Six months on the job at UT and I still go to the Dobie Mall for lunch pretty much every day. I like the cheap, I like the walk there and back, but most of all I like the illusion that I won’t know what I’m having until I walk in the door.
“Illusion,” because in fact there are really only a few places there I’ll eat, and a specific meal at each. Lasagna and salad from Niki’s on the colder days, though their pizza is good too – I’ve come to realize over the years it’s closer to my beloved Eastern Seaboard paper crust than anything else available in Austin. The pastor at the Burrito Factory is worthy of Taco Loco at Mission and 29th, and that’s high praise indeed. Palak paneer and lamb curry at Student Biryani make an excellent mini-feast on days when the Clay Pit is out of reach. And if I can’t think of anything else, the gyros and fries at Gyro King make a serviceable Plan B, as long as there’s the requisite hillock of mayo and lake of ketchup on the side.
(I’ll probably never eat at Oona’s again. They used to be one of my faves but a couple of truly abysmal customer-service experiences killed that. That and they just don’t give enough food for a person of my size.)

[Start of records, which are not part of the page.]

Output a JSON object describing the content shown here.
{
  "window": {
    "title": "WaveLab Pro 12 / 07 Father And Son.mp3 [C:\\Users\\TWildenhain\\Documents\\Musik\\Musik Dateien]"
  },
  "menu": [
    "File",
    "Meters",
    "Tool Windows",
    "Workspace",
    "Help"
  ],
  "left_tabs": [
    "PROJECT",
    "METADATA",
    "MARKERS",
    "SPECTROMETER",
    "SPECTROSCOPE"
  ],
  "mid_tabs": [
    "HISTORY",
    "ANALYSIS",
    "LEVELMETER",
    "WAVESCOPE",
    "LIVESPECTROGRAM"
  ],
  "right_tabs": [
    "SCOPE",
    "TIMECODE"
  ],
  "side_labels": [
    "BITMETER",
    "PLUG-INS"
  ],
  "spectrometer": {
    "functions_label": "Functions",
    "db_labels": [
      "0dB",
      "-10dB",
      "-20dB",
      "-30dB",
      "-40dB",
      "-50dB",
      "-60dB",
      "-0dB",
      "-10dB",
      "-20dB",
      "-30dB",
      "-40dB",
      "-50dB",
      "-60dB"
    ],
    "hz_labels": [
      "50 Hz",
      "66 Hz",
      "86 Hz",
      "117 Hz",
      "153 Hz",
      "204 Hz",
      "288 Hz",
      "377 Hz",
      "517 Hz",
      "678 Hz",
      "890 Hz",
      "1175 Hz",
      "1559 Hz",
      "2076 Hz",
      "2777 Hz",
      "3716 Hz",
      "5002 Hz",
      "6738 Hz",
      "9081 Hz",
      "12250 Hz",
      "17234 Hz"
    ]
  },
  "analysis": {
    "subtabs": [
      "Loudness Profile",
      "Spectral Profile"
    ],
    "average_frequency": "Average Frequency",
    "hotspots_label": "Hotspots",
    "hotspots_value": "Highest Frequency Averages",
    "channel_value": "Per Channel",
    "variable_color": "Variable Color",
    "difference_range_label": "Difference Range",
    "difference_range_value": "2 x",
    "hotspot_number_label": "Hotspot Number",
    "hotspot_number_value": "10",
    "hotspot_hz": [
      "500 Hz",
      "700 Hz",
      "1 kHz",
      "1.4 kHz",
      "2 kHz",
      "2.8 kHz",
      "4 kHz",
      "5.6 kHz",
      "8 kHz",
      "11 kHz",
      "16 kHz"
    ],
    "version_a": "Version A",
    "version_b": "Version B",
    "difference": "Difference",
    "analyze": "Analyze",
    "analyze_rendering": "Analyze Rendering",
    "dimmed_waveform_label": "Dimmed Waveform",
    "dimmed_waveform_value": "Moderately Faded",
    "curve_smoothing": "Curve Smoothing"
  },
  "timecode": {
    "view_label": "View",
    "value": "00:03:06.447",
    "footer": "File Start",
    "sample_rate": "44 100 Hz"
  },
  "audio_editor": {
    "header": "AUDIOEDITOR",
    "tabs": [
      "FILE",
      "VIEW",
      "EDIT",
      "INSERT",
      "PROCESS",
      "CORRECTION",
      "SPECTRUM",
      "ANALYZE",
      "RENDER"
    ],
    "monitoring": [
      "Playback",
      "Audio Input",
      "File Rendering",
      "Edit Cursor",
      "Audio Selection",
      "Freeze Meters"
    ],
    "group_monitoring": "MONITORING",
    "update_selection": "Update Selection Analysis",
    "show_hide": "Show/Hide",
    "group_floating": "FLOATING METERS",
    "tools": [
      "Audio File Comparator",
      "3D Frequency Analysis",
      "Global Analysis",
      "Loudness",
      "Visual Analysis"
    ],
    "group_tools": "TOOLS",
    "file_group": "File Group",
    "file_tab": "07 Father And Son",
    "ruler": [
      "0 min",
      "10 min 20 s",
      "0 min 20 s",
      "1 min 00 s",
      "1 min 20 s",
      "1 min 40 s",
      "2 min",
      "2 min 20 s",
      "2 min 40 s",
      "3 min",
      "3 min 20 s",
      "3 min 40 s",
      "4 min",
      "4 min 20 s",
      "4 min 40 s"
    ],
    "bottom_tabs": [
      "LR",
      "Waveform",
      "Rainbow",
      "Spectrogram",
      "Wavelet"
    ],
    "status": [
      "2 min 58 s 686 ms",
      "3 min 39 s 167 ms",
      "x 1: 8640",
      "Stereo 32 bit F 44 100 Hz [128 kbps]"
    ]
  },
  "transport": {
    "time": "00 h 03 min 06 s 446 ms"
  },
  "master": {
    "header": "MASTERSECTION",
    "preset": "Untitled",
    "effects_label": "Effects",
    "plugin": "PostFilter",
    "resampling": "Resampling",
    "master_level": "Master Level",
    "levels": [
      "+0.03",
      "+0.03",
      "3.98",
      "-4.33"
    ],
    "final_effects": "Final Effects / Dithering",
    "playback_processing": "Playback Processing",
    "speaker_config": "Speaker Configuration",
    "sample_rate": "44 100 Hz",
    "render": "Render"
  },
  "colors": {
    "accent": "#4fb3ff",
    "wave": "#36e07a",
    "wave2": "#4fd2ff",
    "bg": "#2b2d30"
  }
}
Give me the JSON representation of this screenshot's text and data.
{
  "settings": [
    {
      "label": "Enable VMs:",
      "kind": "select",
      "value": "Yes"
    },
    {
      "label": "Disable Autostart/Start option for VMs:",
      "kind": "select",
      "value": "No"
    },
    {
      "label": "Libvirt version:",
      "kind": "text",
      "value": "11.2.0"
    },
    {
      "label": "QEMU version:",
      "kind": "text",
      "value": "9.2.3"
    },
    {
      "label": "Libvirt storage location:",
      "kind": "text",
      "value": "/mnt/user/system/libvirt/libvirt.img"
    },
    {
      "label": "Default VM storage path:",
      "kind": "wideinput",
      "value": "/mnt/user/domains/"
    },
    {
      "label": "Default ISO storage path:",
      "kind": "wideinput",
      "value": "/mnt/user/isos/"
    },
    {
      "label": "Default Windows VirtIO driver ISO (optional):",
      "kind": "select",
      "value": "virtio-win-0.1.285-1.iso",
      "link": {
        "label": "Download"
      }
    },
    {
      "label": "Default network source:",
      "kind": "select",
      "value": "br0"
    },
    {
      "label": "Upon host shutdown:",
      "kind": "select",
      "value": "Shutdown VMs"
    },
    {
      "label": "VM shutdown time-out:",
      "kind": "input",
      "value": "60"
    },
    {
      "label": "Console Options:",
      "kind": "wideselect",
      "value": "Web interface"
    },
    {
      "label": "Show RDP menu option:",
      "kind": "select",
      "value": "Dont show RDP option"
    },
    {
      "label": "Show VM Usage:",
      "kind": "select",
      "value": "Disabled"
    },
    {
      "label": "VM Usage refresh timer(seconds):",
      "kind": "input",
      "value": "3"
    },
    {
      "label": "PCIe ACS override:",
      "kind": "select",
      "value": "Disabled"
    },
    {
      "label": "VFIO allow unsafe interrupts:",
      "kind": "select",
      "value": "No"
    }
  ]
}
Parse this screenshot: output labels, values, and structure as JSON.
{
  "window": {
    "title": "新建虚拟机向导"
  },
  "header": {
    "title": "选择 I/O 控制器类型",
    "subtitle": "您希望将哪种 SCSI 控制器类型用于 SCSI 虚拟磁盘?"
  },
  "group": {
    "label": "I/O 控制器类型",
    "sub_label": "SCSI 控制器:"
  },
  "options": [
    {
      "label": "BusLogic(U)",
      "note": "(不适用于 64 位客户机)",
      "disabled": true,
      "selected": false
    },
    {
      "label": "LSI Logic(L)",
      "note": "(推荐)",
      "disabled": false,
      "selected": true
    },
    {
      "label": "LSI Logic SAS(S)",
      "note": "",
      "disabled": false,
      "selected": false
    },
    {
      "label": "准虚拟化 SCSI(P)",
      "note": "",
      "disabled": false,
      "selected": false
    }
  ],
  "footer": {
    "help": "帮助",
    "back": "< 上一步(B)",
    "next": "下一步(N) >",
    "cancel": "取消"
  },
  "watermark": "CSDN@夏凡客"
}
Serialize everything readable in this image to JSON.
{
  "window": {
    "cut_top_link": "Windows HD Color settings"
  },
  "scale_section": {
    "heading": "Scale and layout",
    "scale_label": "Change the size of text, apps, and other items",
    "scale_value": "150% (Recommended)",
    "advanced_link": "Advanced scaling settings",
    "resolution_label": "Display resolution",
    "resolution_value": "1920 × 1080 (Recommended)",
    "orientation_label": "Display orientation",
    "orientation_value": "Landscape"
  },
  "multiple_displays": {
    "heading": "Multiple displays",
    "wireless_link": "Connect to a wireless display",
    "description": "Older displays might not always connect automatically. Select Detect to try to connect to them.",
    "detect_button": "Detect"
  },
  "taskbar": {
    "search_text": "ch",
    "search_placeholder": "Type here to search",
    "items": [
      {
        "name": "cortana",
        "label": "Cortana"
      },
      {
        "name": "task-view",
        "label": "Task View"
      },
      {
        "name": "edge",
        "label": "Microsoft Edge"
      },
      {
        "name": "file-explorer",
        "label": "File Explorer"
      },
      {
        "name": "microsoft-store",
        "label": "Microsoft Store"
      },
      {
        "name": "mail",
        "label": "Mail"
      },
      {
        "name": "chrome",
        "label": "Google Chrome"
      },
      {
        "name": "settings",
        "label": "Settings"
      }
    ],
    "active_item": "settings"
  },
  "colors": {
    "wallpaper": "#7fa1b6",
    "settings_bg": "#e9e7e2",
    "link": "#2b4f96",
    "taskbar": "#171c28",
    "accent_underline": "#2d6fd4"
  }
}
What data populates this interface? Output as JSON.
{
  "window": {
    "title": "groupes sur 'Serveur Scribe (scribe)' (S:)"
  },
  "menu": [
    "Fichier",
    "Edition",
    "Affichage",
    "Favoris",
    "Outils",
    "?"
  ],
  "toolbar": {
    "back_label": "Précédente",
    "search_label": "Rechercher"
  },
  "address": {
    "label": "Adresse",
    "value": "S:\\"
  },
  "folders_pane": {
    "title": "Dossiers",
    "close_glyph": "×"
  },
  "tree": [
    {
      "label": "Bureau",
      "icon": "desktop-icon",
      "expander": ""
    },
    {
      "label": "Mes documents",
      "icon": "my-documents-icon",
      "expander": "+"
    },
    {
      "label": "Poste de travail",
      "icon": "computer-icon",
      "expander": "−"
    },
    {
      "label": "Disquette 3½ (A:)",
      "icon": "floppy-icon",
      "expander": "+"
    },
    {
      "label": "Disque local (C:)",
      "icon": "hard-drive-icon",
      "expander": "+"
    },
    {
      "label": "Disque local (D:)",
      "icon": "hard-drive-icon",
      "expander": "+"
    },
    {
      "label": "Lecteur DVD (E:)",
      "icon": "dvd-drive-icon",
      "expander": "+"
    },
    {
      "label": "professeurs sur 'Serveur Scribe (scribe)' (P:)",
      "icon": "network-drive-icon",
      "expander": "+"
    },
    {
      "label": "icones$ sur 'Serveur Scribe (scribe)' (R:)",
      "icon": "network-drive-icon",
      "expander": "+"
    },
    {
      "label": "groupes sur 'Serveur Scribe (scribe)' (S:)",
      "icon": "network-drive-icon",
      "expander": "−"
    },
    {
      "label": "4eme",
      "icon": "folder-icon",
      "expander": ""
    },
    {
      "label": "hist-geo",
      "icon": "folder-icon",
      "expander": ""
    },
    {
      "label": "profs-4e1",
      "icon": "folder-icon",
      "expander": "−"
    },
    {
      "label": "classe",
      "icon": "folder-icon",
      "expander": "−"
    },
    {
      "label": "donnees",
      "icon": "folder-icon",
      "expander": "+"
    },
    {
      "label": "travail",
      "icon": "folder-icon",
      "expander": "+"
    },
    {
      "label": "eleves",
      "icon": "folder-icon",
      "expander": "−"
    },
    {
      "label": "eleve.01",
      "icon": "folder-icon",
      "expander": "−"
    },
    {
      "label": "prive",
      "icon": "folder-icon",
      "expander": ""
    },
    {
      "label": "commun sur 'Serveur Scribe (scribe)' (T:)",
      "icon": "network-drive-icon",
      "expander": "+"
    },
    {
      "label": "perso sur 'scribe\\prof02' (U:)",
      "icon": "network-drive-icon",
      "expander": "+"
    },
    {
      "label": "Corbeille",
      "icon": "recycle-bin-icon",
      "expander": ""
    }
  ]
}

So it was with some dismay I found earlier this week that one of my standbys has to be crossed off the list. Student Biryani has gone out of business, so abruptly that the “Full Combo” placard still sits on the display counters and cans of Pepsi crowd into the glass cooler.
I guess it’s not really a surprise, as I was almost always the only customer at the register. I’d hoped that was because I usually got there after the lunch rush but a nagging feeling said not; the nice man and his equally nice wife were always just a little too anxious to see me walking up. On occasions when I kept going, preferring a little faux-Italian or Greek prepared by Koreans, they looked so crestfallen I felt awful.
One of their neighbors confirmed it was no vacation they’d left suddenly for. “They hadn’t paid their rent in three months,” he said sadly. It’s a cutthroat business, the Dobie Food Court, and it’s claimed another victim.
I wish the Biryani folks well on their just-begun sojourn into The Land of Failed-Business Crushing Debt; I never learned their names. I don’t know the name of the guys at Niki’s either, though they feel like old friends by now. I should learn them while I have the chance.